Of course, AI has evolved-if you can really say a computer program 'evolves' because a program is never more than the some of its programming-to the point where it can create automated chatbots. Basically, a chatbot is an computer automated but interactive simulation of a person using regenerative artificial intelligence programming that can carry on an ongoing conversation with an actual human. I have experimented with conversations with chatbots (I'm not a complete troglodyte). The early days were pretty limited in terms of what you could talk about. After a short time, the chatbot would basically start repeating itself or start saying nonsensical things. 

Much like computer games, the AI programming has evolved exponentially in a short time. For those of us who remember 8-bit Nintendo games like Super Mario Bros., today's massive gaming platforms can reproduce real life in real time in ways that were unimaginable even 30 years ago. Throwing fireballs out Mario's nose at two dimensional dragons has been replaced by sprawling open world quests in real time. In the same way, AI chatbots have gone from simple "Number, please" like scripts to appearing to emulate human emotions and even being able to recall anything ever said by a human to it. You even have AI assistance on commerce websites that seem like real tech support chats, but it's all a simulation. 

The article I opened this with talked about using AI as a "deathbot." To artificially recreate an interactive deceased person virtually so a grieving family member can-in theory-be able to make peace with their real life deceased relative and say goodbye. At least, that's the take of the original article. It seems to be presented as a moral good, or at least, a moral neutral. Something to help a grieving person seems a laudable goal on its face.      

But then if you have any sort of ethical, theological, or moral training, you can immediately start figuring out how absolutely dystopian and ghastly such a program would be. Let's call this for what it is: this is a digital form of necromancy. Necromancy the ancient practice of magic involving communication with the dead. This involved trying to summon their spirits as ghostly apparition or vision. The purpose of Necromancy was divination or trying to get the spirit to impart hidden knowledge, either of future events or other knowledge that can't be achieved by preternatural means. This is precisely what a deathbot is created to do: to bring back a virtual apparition so as to get knowledge you cannot access in life. 

Theological considerations aside, in terms of psychological practice, this is also morally and ethically wrong. Creating something that tries to do an end run around death and pretending it is real can do no  good long term. In fact, it has the high probability of doing harm. One never knows what nonsense an AI bot is going to spew out. Imagine a virtual deathbot of your granny telling you something false about your childhood or some pop culture advice the AI programming comes up with that is unhelpful, like granny died because "God needed another angel" or other such well meaning but false clap trap. In your emotional state, you take it for true. This creates even new problems from a relationship that ended on bad terms. Exposing a client who comes to you for help to something unknown, fake, and potentially detrimental is bad practice.

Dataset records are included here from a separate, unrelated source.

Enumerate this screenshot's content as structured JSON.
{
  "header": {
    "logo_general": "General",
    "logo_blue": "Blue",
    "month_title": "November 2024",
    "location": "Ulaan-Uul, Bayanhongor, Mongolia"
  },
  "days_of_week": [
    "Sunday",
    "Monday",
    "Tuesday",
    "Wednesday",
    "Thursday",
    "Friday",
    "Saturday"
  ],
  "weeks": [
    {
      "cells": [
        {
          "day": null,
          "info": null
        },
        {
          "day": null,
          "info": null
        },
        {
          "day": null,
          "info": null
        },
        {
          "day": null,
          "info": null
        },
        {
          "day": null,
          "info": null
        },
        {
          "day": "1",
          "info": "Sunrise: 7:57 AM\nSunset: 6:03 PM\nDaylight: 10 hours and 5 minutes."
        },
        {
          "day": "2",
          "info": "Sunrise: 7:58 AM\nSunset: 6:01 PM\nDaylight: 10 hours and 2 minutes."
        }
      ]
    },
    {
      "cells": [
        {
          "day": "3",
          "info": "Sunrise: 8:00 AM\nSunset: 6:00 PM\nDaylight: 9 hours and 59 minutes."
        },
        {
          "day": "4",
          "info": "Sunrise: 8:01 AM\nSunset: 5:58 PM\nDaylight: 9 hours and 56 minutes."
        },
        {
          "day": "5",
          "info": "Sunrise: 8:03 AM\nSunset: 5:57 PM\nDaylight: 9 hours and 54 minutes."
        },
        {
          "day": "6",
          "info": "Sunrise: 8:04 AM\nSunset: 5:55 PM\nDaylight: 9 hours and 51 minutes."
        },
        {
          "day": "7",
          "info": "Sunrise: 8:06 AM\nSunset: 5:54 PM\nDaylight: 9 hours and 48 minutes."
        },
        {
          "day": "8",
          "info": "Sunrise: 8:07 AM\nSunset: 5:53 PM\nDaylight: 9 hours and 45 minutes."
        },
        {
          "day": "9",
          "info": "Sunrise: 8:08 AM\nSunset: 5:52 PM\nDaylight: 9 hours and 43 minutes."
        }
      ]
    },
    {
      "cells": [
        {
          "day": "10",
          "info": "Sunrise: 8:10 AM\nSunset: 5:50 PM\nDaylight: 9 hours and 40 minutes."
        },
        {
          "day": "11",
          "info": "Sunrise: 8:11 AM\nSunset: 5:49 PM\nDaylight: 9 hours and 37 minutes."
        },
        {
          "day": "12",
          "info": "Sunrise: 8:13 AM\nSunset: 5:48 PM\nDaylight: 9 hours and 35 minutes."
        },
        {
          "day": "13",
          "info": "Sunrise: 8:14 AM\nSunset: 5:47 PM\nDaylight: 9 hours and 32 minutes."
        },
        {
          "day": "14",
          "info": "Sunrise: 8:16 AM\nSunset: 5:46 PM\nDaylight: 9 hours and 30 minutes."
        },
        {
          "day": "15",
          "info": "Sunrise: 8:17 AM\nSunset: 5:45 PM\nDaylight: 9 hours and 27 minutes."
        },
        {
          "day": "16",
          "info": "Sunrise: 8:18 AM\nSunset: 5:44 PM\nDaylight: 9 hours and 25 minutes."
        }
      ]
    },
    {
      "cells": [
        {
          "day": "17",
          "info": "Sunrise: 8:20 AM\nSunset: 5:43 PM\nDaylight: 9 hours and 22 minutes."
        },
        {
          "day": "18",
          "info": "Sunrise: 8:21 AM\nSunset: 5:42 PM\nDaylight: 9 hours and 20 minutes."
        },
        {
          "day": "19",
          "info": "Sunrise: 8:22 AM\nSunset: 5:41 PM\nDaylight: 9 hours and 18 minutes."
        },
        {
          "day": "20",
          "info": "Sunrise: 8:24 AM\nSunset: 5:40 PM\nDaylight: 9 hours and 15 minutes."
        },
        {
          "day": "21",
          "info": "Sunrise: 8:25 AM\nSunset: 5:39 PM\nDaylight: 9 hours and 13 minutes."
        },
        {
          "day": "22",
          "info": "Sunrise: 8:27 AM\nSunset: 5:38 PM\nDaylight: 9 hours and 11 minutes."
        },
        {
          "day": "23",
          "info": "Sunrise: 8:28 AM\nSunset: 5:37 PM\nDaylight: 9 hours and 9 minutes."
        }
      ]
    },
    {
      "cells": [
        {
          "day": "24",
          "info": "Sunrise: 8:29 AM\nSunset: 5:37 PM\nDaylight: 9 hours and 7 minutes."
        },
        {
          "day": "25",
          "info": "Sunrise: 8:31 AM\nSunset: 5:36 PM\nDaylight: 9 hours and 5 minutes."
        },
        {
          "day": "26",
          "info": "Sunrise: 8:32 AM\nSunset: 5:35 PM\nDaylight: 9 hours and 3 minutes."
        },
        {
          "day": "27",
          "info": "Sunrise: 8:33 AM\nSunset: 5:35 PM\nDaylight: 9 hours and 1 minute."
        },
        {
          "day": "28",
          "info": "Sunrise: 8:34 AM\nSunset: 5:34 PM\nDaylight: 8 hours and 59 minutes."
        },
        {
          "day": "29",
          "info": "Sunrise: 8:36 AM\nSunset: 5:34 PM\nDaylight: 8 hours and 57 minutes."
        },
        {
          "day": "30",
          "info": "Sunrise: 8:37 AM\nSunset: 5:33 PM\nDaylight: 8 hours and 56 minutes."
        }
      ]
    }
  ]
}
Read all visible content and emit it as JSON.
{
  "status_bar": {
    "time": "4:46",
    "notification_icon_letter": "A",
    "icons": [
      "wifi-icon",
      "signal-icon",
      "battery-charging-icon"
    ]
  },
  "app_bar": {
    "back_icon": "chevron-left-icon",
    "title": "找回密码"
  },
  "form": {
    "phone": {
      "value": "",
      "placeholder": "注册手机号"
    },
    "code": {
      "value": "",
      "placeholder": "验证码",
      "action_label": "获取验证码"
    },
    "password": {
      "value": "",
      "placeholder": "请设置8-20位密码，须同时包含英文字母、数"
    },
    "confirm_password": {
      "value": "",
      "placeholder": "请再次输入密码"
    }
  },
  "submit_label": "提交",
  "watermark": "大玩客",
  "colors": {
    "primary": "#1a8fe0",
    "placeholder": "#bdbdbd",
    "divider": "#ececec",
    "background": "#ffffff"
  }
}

And there is also the issue of dependence. People in vulnerable emotional states can easily become dependent. Sometimes this is on drugs or some other physical escape. Sometimes it becomes unhealthy dependence on others, either a spouse or a therapist. Recreating a deathbot might we become an escape from the effects of death: that death is not real. We can just summon Deathbot Granny any time we feel sad or lonely because she (the real Granny) is gone. We can pretend she is not really dead. Once more unto the breach...what's the harm? 

Death is real. No matter how we wish it otherwise. We can pretend it has not happened. We can mask the fact that one day Death will come for each of us. 

Seeking solace in a world of AI make believe is not the answer.